Ibu : Asih benar. Tuhan menciptakan manusia
sesuai dengan garis tangan manusia itu sendiri-sendiri, Nak. Takdir memang di
tangan Tuhan. Namun, kita tidak boleh berpangku tangan dan hanya mengharap
belas kasih orang lain untuk menjalankan hidup. Ibu selalu percaya bahwa hidup
harus dijalani dengan bekerja keras, doa serta tawakal kepada Tuhan. Dan, kamu
harus ingat. Tidak hanya kecerdasan ilmu pengetahuan yang kita bangun dalam
menjalankan kehidupan, tetapi juga kecerdasan spiritual dan emosional. Kecerdasan
itu terdapat di sini, Nak. Jagalah selalu hati kalian agar tetap bersih, karena
dengan hati yang bersih hidup akan terasa lebih bermakna dan tenteram tanpa ada
penyakit hati yang dapat merogoti kalian. Orang-orang pasti akan menyayangi
kita bila mempunyai hati yang bersih. Kalian juga harus mempunyai rasa untuk
menghargai hidup, karena Tuhan hanya memberikan satu periode kepada kita untuk
menabung amal untuk alam akhirat nanti. (menunjuk dada)
Iwan
meneteskan air mata. Refleks tangannya memeluk tubuh wanita yang ternyata bukan
ibu kandungnya itu. Asih hanya berdiri mematung dan sesenggukan menahan tangis.

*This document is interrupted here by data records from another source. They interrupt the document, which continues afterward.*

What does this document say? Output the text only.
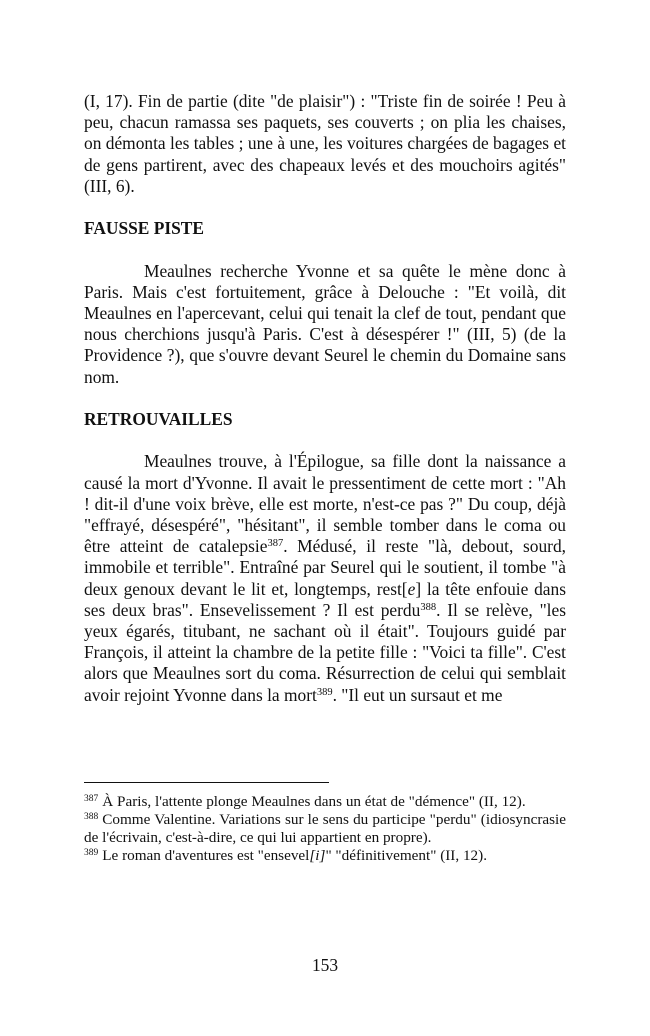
(I, 17). Fin de partie (dite "de plaisir") : "Triste fin de soirée ! Peu à peu, chacun ramassa ses paquets, ses couverts ; on plia les chaises, on démonta les tables ; une à une, les voitures chargées de bagages et de gens partirent, avec des chapeaux levés et des mouchoirs agités" (III, 6).

FAUSSE PISTE

Meaulnes recherche Yvonne et sa quête le mène donc à Paris. Mais c'est fortuitement, grâce à Delouche : "Et voilà, dit Meaulnes en l'apercevant, celui qui tenait la clef de tout, pendant que nous cherchions jusqu'à Paris. C'est à désespérer !" (III, 5) (de la Providence ?), que s'ouvre devant Seurel le chemin du Domaine sans nom.

RETROUVAILLES

Meaulnes trouve, à l'Épilogue, sa fille dont la naissance a causé la mort d'Yvonne. Il avait le pressentiment de cette mort : "Ah ! dit-il d'une voix brève, elle est morte, n'est-ce pas ?" Du coup, déjà "effrayé, désespéré", "hésitant", il semble tomber dans le coma ou être atteint de catalepsie$^{387}$. Médusé, il reste "là, debout, sourd, immobile et terrible". Entraîné par Seurel qui le soutient, il tombe "à deux genoux devant le lit et, longtemps, rest[e] la tête enfouie dans ses deux bras". Ensevelissement ? Il est perdu$^{388}$. Il se relève, "les yeux égarés, titubant, ne sachant où il était". Toujours guidé par François, il atteint la chambre de la petite fille : "Voici ta fille". C'est alors que Meaulnes sort du coma. Résurrection de celui qui semblait avoir rejoint Yvonne dans la mort$^{389}$. "Il eut un sursaut et me

$^{387}$ À Paris, l'attente plonge Meaulnes dans un état de "démence" (II, 12).

$^{388}$ Comme Valentine. Variations sur le sens du participe "perdu" (idiosyncrasie de l'écrivain, c'est-à-dire, ce qui lui appartient en propre).

$^{389}$ Le roman d'aventures est "ensevel[i]" "définitivement" (II, 12).

153
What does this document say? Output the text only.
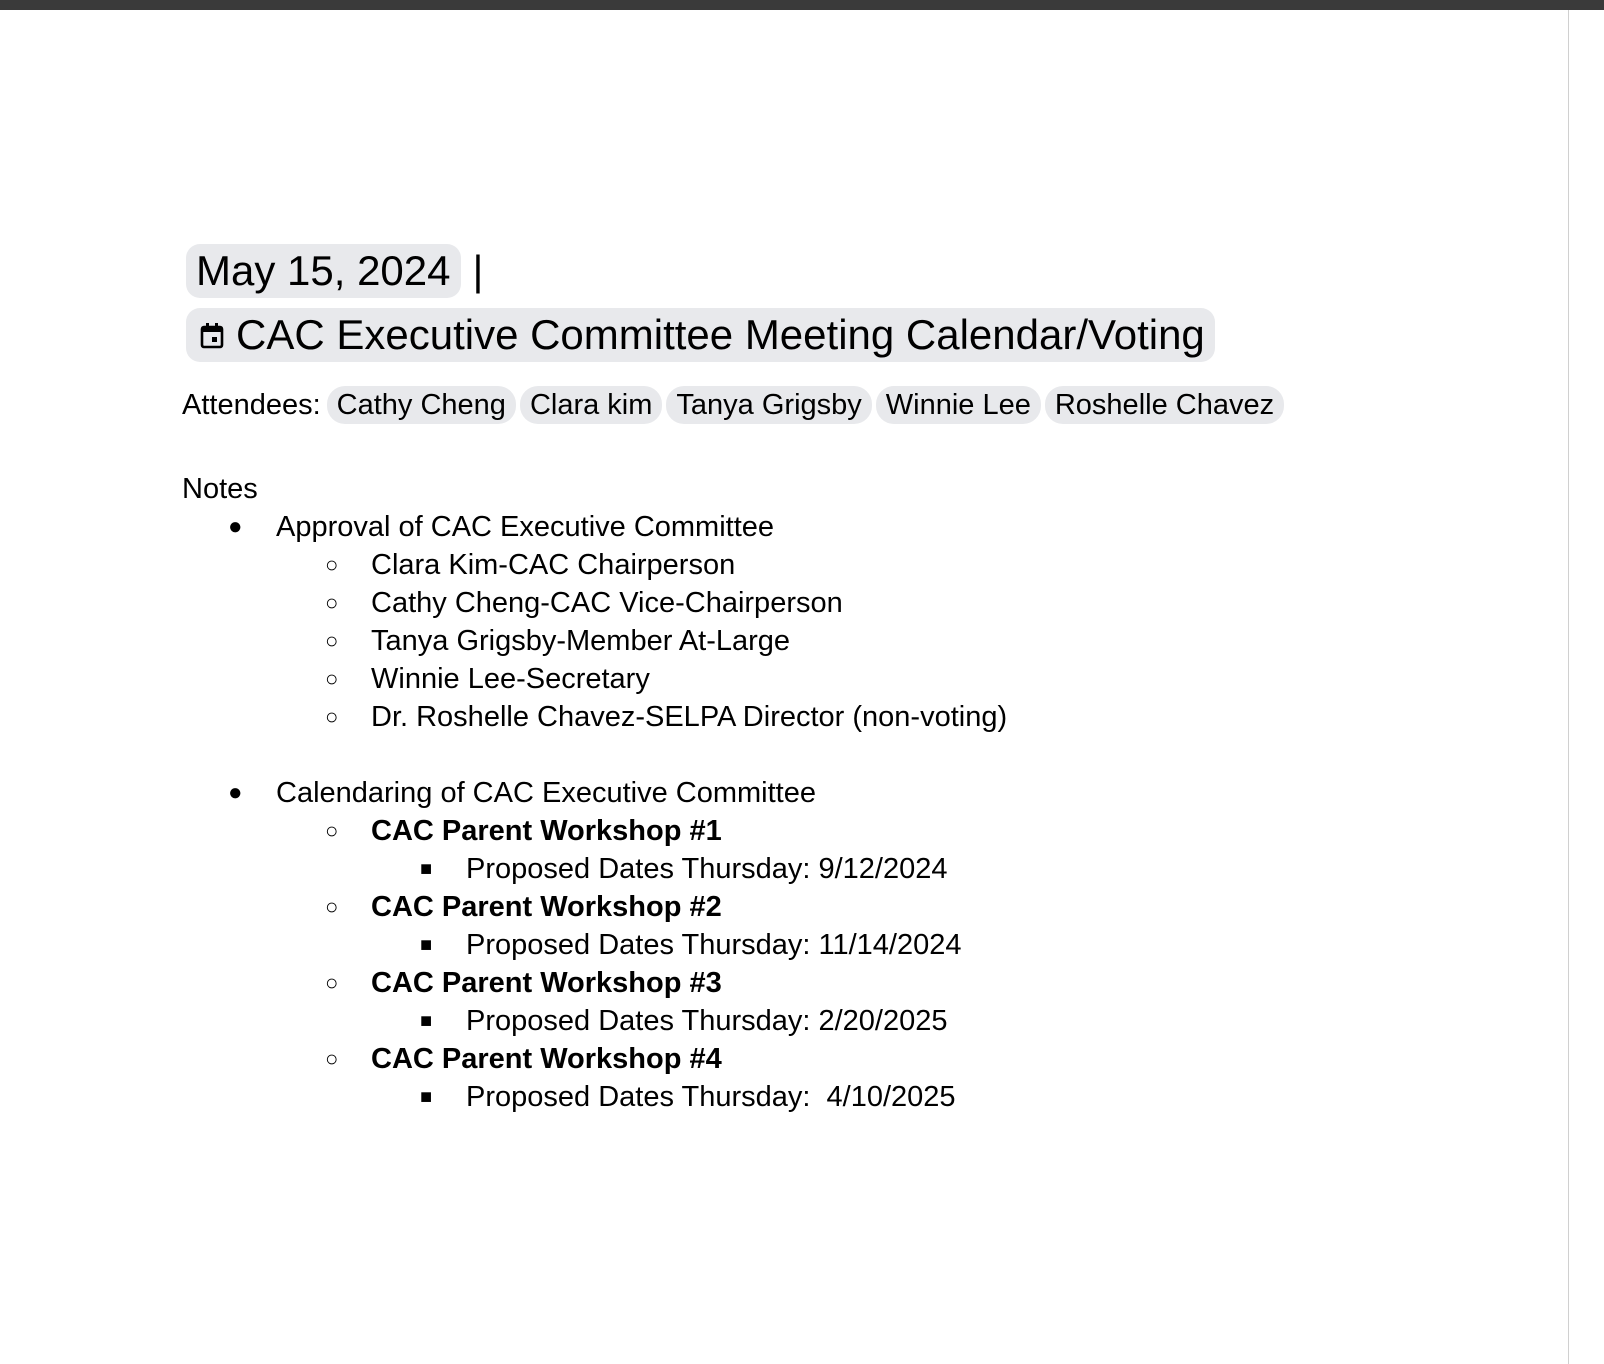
May 15, 2024 |
CAC Executive Committee Meeting Calendar/Voting
Attendees: Cathy Cheng Clara kim Tanya Grigsby Winnie Lee Roshelle Chavez
Notes
● Approval of CAC Executive Committee
○ Clara Kim-CAC Chairperson
○ Cathy Cheng-CAC Vice-Chairperson
○ Tanya Grigsby-Member At-Large
○ Winnie Lee-Secretary
○ Dr. Roshelle Chavez-SELPA Director (non-voting)
● Calendaring of CAC Executive Committee
○ CAC Parent Workshop #1
■ Proposed Dates Thursday: 9/12/2024
○ CAC Parent Workshop #2
■ Proposed Dates Thursday: 11/14/2024
○ CAC Parent Workshop #3
■ Proposed Dates Thursday: 2/20/2025
○ CAC Parent Workshop #4
■ Proposed Dates Thursday:  4/10/2025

Hanya beberapa menit, ibu kembali terbatuk. Berulangkali ia terbatuk. Sampai
akhirnya, ia terbatuk hebat. Keluarlah dahak, berwarna merah dengan bau amis.
Asih : Astagfirullah. Ibu batuk darah? Ya Allah,
Iwan cepat ambil air putih! (panik)
Iwan : Iya, Mbak. Sebentar. (hendak keluar kamar)
Ibu : (menarik tangan Iwan dan Asih) Tak
perlu. Maafkan semua kesalahan ibu ya, Nak. Ibu minta maaf belum bisa
membahagiakan kalian sepenuhnya. Ibu tidak bisa merawat kalian sampai dewasa
nanti sesuai dengan permintaan ibu kandung kalian. Ingat pesan ibu. Semoga
kalian menjadi orang yang beruntung di dunia maupun akhirat nanti. (nafas
tersengal)
Asih : Ibu, ibu bicara apa sih? Asih sudah
bahagia hidup bersama ibu. Ibu telah merawat kami dengan tulus sebelas tahun
ini. Asih pasti akan selalu ingat pesan ibu.
Iwan : Iwan juga, Bu. Seharusnya Iwan yang minta
maaf dengan ibu. Iwan telah berbicara dan
bertindak kasar dengan ibu. Iwan tak menyadari bahwa selama ini Iwan
dirawat oleh seorang ibu yang benar-benar tulus mengasuh meskipun ibu bukan ibu
kandung Iwan. Maafkan Iwan, Bu. Iwan belum bisa membalas kebaikan itu dengan
membahagiakan ibu.
Ibu
tersenyum. Perlahan ibu mulai memejamkan
mata. Langit semakin pekat seiring hujan yang semakin deras. Roh yang tak kasat
mata keluar dari tubuh seorang manusia dan melayang menuju langit. Hanya
tinggal fisik yang organ-organ tubuhnya berhenti bekerja. Ibu, seorang manusia
yang tulus mengasuh terbaring tenang untuk selamanya.